I was reminded to do hourly comics day because, being on the West coast, those I follow from the East coast had already posted some hourly comics. I wasn’t sure I could do it, but it was my first shift working at the Ferndale Public Library, so it would have something interesting. I also had to work my other job as a receptionist and go to my mom’s for dinner. I did all but the last three day-of.

[EDIT: As Lucy Bellwood put it: “For those who aren’t familiar, HCD asks creators to draw a panel or two for every hour they’re awake on February 1st. Everyone has a different take, and I highly recommend just going to Instagram or Twitter and browsing the #hourlycomicday tag. There’s something for everyone.”]

I drew the first strip before I left the house. Then the next three strips were on my 15 minute break, during which I also eat breakfast. As you can see from 10–11, the library job is rather Sisyphean. By the time you have shelved the books, there is a whole new batch to shelve. 

Two days a week, Monday and Friday, I have only 1 hour between jobs, so I don’t have much time for lunch. I work at extreme ends, Ferndale is about 20 minutes north (on the freeway) and the law group I work for is about 15 minutes south (through downtown Bellingham in Fairhaven). When the weather is nice, and on days I don’t work at the library, I will likely bike to Fairhaven because it only takes an additional 5 minutes to bike versus drive.

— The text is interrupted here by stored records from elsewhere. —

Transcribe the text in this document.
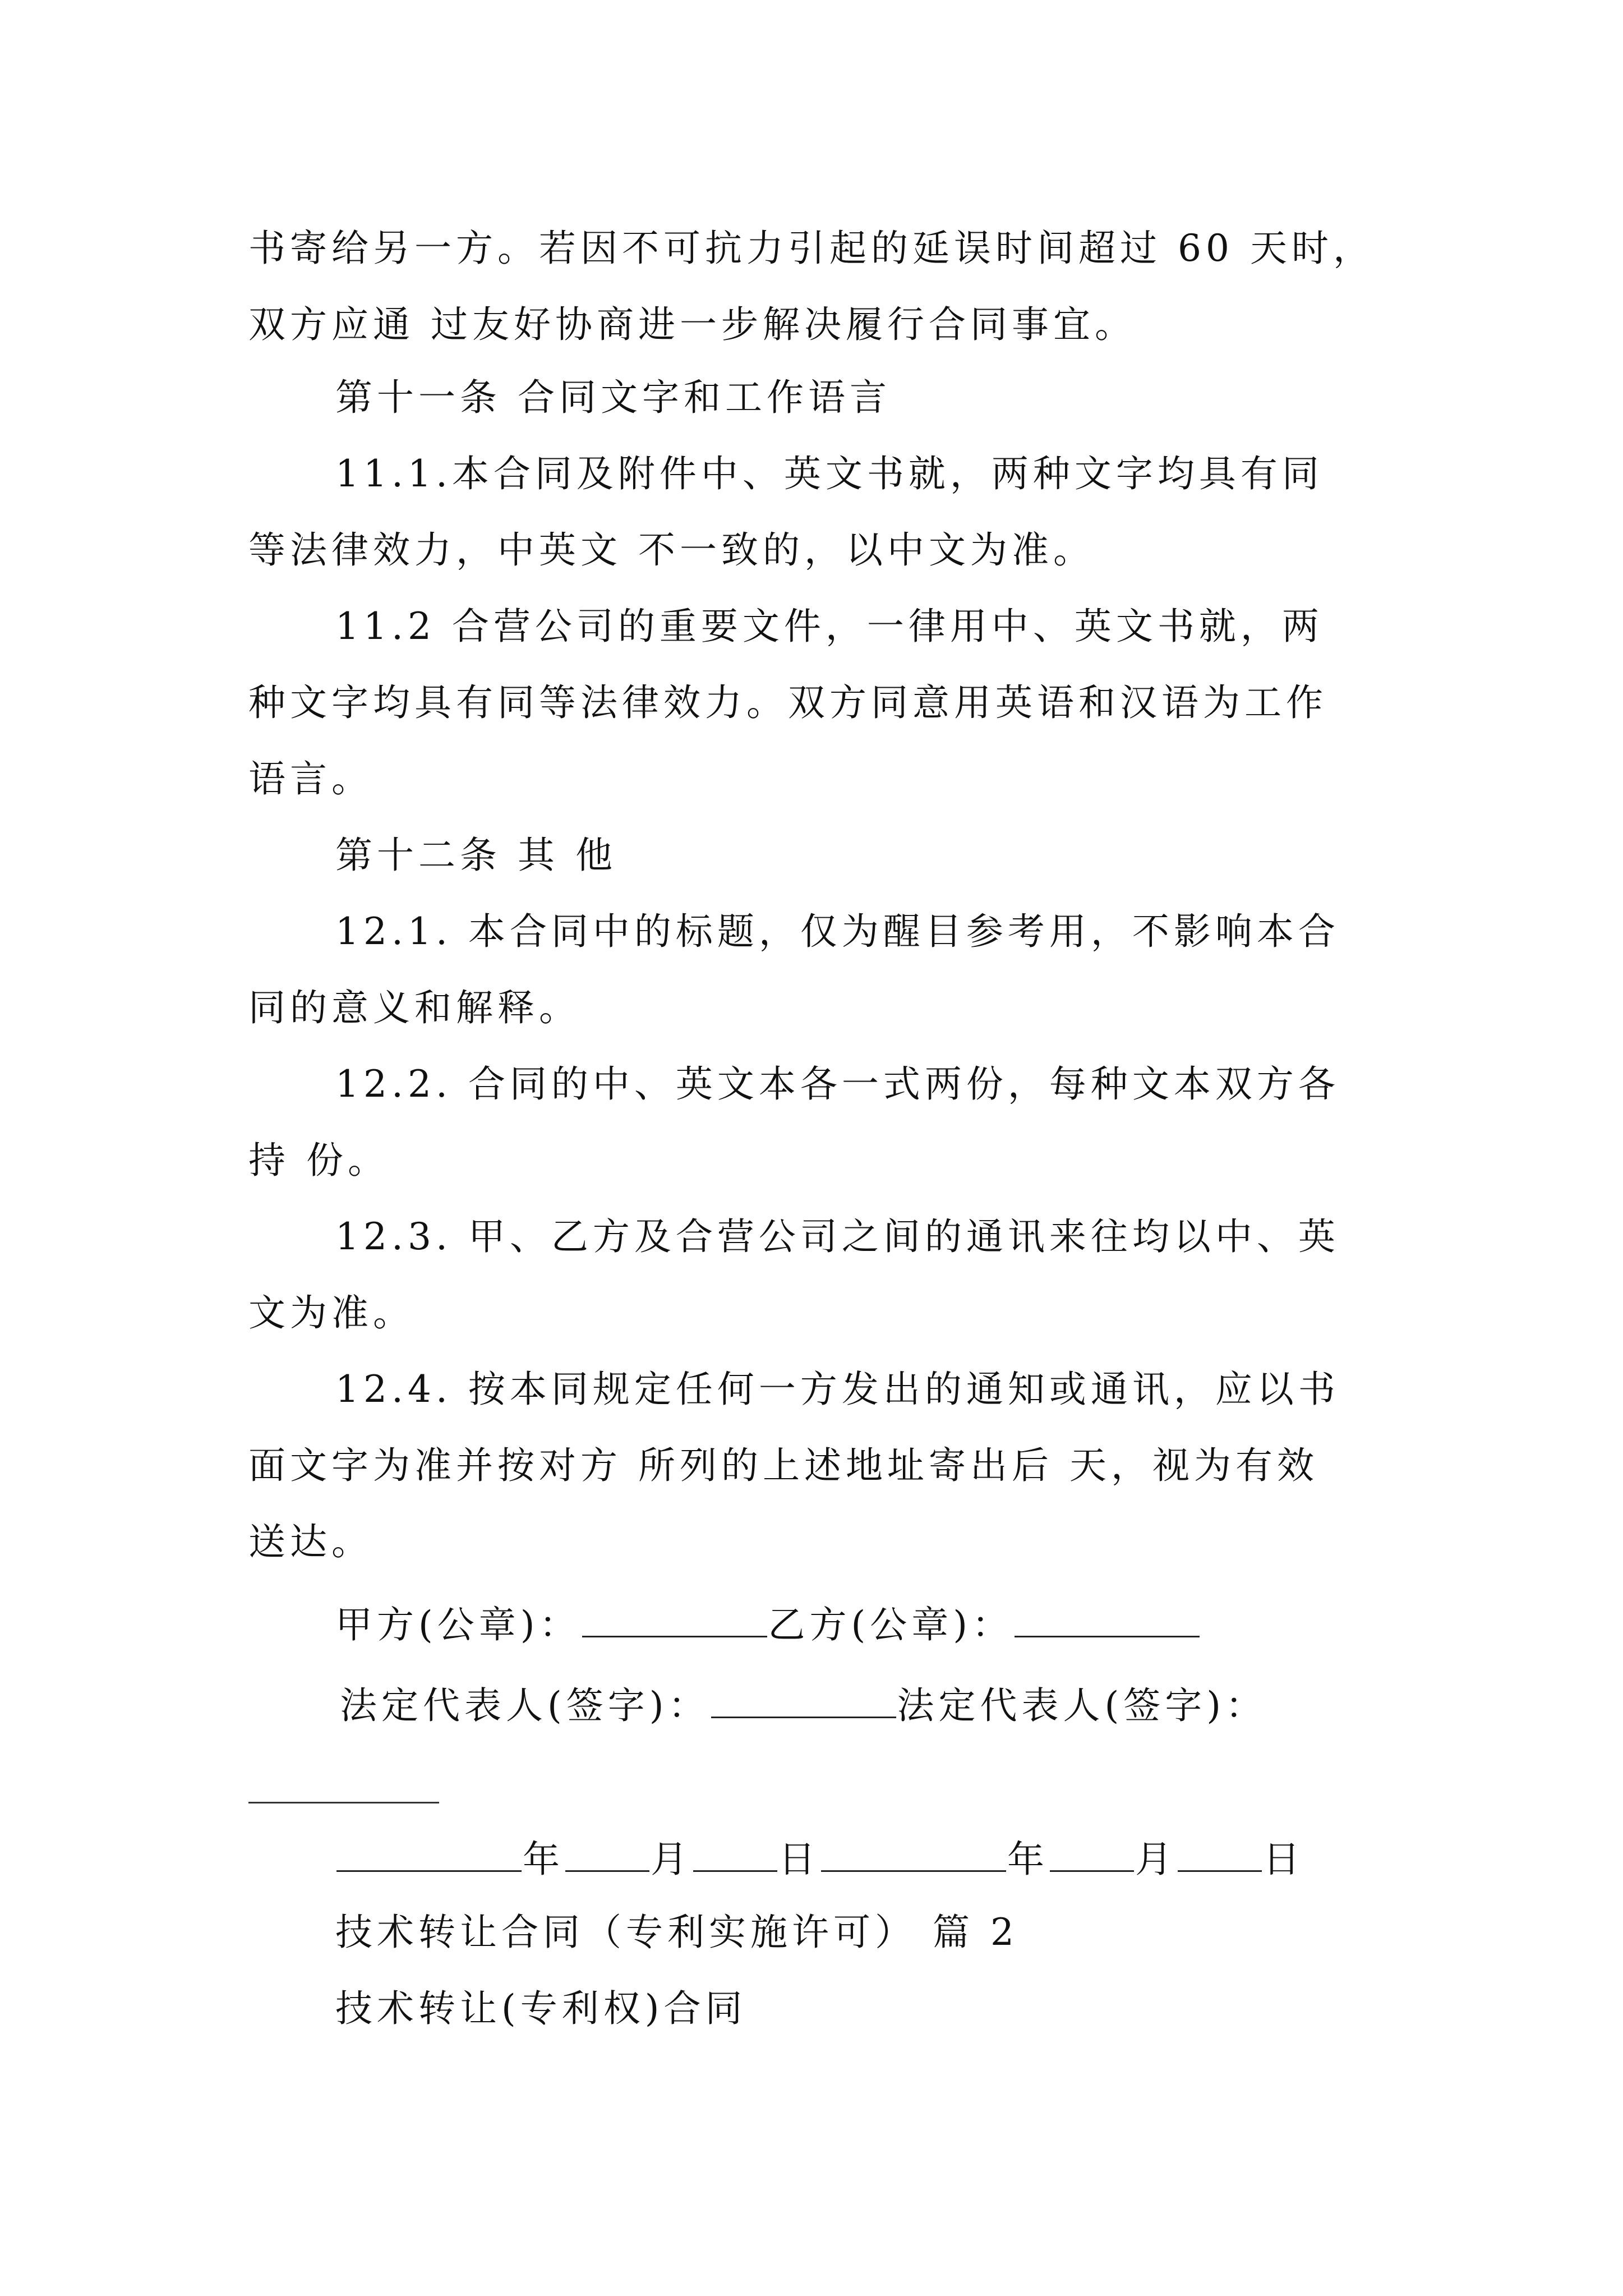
书寄给另一方。若因不可抗力引起的延误时间超过 60 天时，
双方应通 过友好协商进一步解决履行合同事宜。
第十一条 合同文字和工作语言
11.1.本合同及附件中、英文书就，两种文字均具有同
等法律效力，中英文 不一致的，以中文为准。
11.2 合营公司的重要文件，一律用中、英文书就，两
种文字均具有同等法律效力。双方同意用英语和汉语为工作
语言。
第十二条 其 他
12.1. 本合同中的标题，仅为醒目参考用，不影响本合
同的意义和解释。
12.2. 合同的中、英文本各一式两份，每种文本双方各
持 份。
12.3. 甲、乙方及合营公司之间的通讯来往均以中、英
文为准。
12.4. 按本同规定任何一方发出的通知或通讯，应以书
面文字为准并按对方 所列的上述地址寄出后 天，视为有效
送达。
甲方(公章)：	乙方(公章)：
法定代表人(签字)：	法定代表人(签字)：
年 月 日	年 月 日
技术转让合同（专利实施许可） 篇 2
技术转让(专利权)合同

I think I did all the comics on this and the previous page while Isaac, mom, and Abe were arguing politics. I hardly ever participate in political discussion because I find it futile. And yes, I am in my 30s, bringing my dirty laundry to wash at my moms. I am the oldest millennial. Get used to it. I once couldn’t figure out how to use a cordless phone.

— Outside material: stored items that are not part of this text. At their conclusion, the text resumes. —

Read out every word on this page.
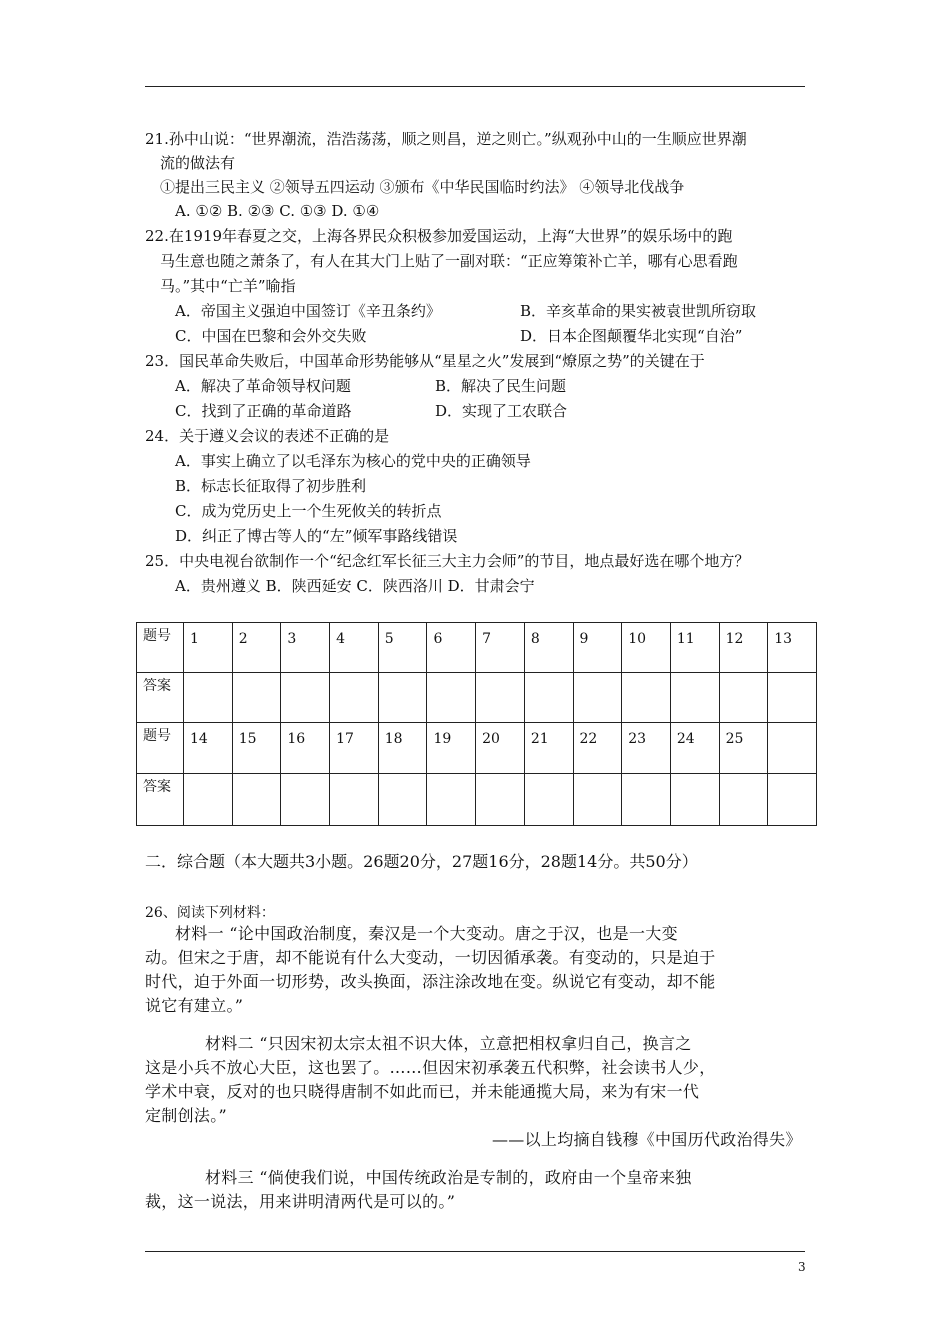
21.孙中山说：“世界潮流，浩浩荡荡，顺之则昌，逆之则亡。”纵观孙中山的一生顺应世界潮
流的做法有
①提出三民主义 ②领导五四运动 ③颁布《中华民国临时约法》 ④领导北伐战争
A. ①② B. ②③ C. ①③ D. ①④
22.在1919年春夏之交，上海各界民众积极参加爱国运动，上海“大世界”的娱乐场中的跑
马生意也随之萧条了，有人在其大门上贴了一副对联：“正应筹策补亡羊，哪有心思看跑
马。”其中“亡羊”喻指
A．帝国主义强迫中国签订《辛丑条约》	B．辛亥革命的果实被袁世凯所窃取
C．中国在巴黎和会外交失败	D．日本企图颠覆华北实现“自治”
23．国民革命失败后，中国革命形势能够从“星星之火”发展到“燎原之势”的关键在于
A．解决了革命领导权问题	B．解决了民生问题
C．找到了正确的革命道路	D．实现了工农联合
24．关于遵义会议的表述不正确的是
A．事实上确立了以毛泽东为核心的党中央的正确领导
B．标志长征取得了初步胜利
C．成为党历史上一个生死攸关的转折点
D．纠正了博古等人的“左”倾军事路线错误
25．中央电视台欲制作一个“纪念红军长征三大主力会师”的节目，地点最好选在哪个地方？
A．贵州遵义 B．陕西延安 C．陕西洛川 D．甘肃会宁
题号	1	2	3	4	5	6	7	8	9	10	11	12	13
答案													
题号	14	15	16	17	18	19	20	21	22	23	24	25	
答案													
二．综合题（本大题共3小题。26题20分，27题16分，28题14分。共50分）
26、阅读下列材料：
材料一 “论中国政治制度，秦汉是一个大变动。唐之于汉，也是一大变
动。但宋之于唐，却不能说有什么大变动，一切因循承袭。有变动的，只是迫于
时代，迫于外面一切形势，改头换面，添注涂改地在变。纵说它有变动，却不能
说它有建立。”
材料二 “只因宋初太宗太祖不识大体，立意把相权拿归自己，换言之
这是小兵不放心大臣，这也罢了。……但因宋初承袭五代积弊，社会读书人少，
学术中衰，反对的也只晓得唐制不如此而已，并未能通揽大局，来为有宋一代
定制创法。”
——以上均摘自钱穆《中国历代政治得失》
材料三 “倘使我们说，中国传统政治是专制的，政府由一个皇帝来独
裁，这一说法，用来讲明清两代是可以的。”
3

The frustrating thing about playing things like Apples to Apples, and any other game that includes pop culture references, is that my mom, Jim, and Isaac have little to no pop culture knowledge. So I have to play those cards on Abe if they are ever going to be picked. Sometimes I can randomly play them if I have nothing better, I suppose. 

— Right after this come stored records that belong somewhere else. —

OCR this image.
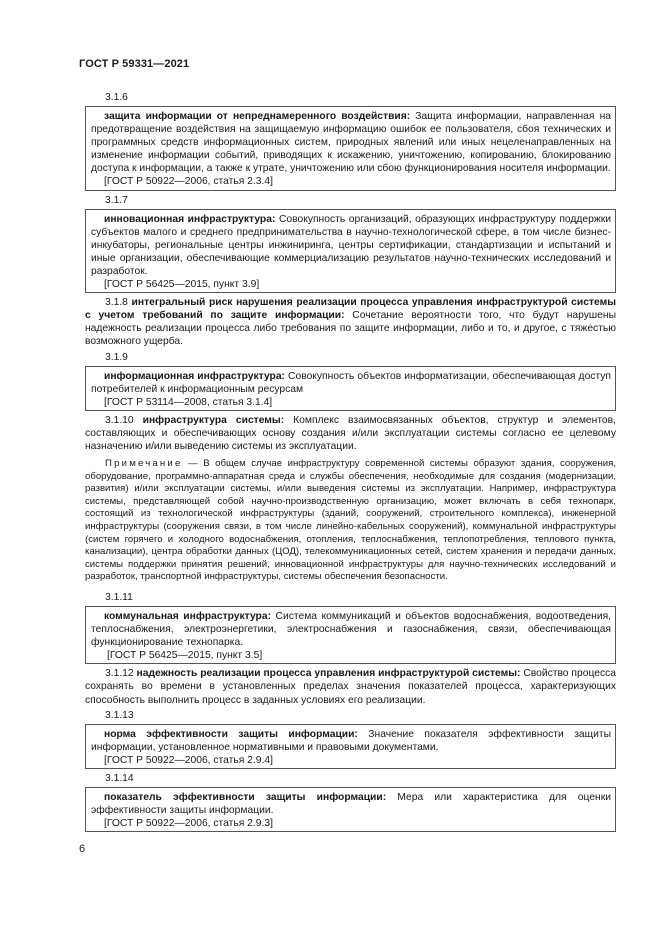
ГОСТ Р 59331—2021
3.1.6
защита информации от непреднамеренного воздействия: Защита информации, направленная на предотвращение воздействия на защищаемую информацию ошибок ее пользователя, сбоя технических и программных средств информационных систем, природных явлений или иных нецеленаправленных на изменение информации событий, приводящих к искажению, уничтожению, копированию, блокированию доступа к информации, а также к утрате, уничтожению или сбою функционирования носителя информации.
[ГОСТ Р 50922—2006, статья 2.3.4]
3.1.7
инновационная инфраструктура: Совокупность организаций, образующих инфраструктуру поддержки субъектов малого и среднего предпринимательства в научно-технологической сфере, в том числе бизнес-инкубаторы, региональные центры инжиниринга, центры сертификации, стандартизации и испытаний и иные организации, обеспечивающие коммерциализацию результатов научно-технических исследований и разработок.
[ГОСТ Р 56425—2015, пункт 3.9]
3.1.8 интегральный риск нарушения реализации процесса управления инфраструктурой системы с учетом требований по защите информации: Сочетание вероятности того, что будут нарушены надежность реализации процесса либо требования по защите информации, либо и то, и другое, с тяжестью возможного ущерба.
3.1.9
информационная инфраструктура: Совокупность объектов информатизации, обеспечивающая доступ потребителей к информационным ресурсам
[ГОСТ Р 53114—2008, статья 3.1.4]
3.1.10 инфраструктура системы: Комплекс взаимосвязанных объектов, структур и элементов, составляющих и обеспечивающих основу создания и/или эксплуатации системы согласно ее целевому назначению и/или выведению системы из эксплуатации.
Примечание — В общем случае инфраструктуру современной системы образуют здания, сооружения, оборудование, программно-аппаратная среда и службы обеспечения, необходимые для создания (модернизации, развития) и/или эксплуатации системы, и/или выведения системы из эксплуатации. Например, инфраструктура системы, представляющей собой научно-производственную организацию, может включать в себя технопарк, состоящий из технологической инфраструктуры (зданий, сооружений, строительного комплекса), инженерной инфраструктуры (сооружения связи, в том числе линейно-кабельных сооружений), коммунальной инфраструктуры (систем горячего и холодного водоснабжения, отопления, теплоснабжения, теплопотребления, теплового пункта, канализации), центра обработки данных (ЦОД), телекоммуникационных сетей, систем хранения и передачи данных, системы поддержки принятия решений, инновационной инфраструктуры для научно-технических исследований и разработок, транспортной инфраструктуры, системы обеспечения безопасности.
3.1.11
коммунальная инфраструктура: Система коммуникаций и объектов водоснабжения, водоотведения, теплоснабжения, электроэнергетики, электроснабжения и газоснабжения, связи, обеспечивающая функционирование технопарка.
[ГОСТ Р 56425—2015, пункт 3.5]
3.1.12 надежность реализации процесса управления инфраструктурой системы: Свойство процесса сохранять во времени в установленных пределах значения показателей процесса, характеризующих способность выполнить процесс в заданных условиях его реализации.
3.1.13
норма эффективности защиты информации: Значение показателя эффективности защиты информации, установленное нормативными и правовыми документами.
[ГОСТ Р 50922—2006, статья 2.9.4]
3.1.14
показатель эффективности защиты информации: Мера или характеристика для оценки эффективности защиты информации.
[ГОСТ Р 50922—2006, статья 2.9.3]
6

I’m also reading Darwin’s Backyard, which I grabbed from the library. It is very good! It is a biography of Darwin, but it is told through the lens of his experiments. So each chapter focuses on a phase of experiments of his, such as barnacles, or bees, or orchids. Or vines, which is where I’m at now. At one point, he wanted to see if algae could be carried on duck feathers between ponds, so he grabbed some ducks and dunked them in a tank of water full of algae. I drew him holding them by the feet, but now I can’t remember if that is what the text said he did or if that is how I imagined it. It would make more sense to dunk them the other way. Anyways, at the end of each chapter, the book also includes a set of experiments, all laid out with supplies and all your steps, that you can do at home. For adults! I love it. I will likely not do any. One is chopping up live barnacles (I mean, really, it is called dissection). Buying orchids to see how they propagate and dissecting those. It involves buying a lot of things and owning a lawn would often be helpful. But I love that this book is like the adult version of a children’s book on Darwin with “experiments you can do, too!”

P.S. I missed updating last week with this because I had that first shift at the public library and immediately got sick. Just a head cold. Not the measles, which is floating around south Washington. : But I need to wash my hands like a surgeon when I work there.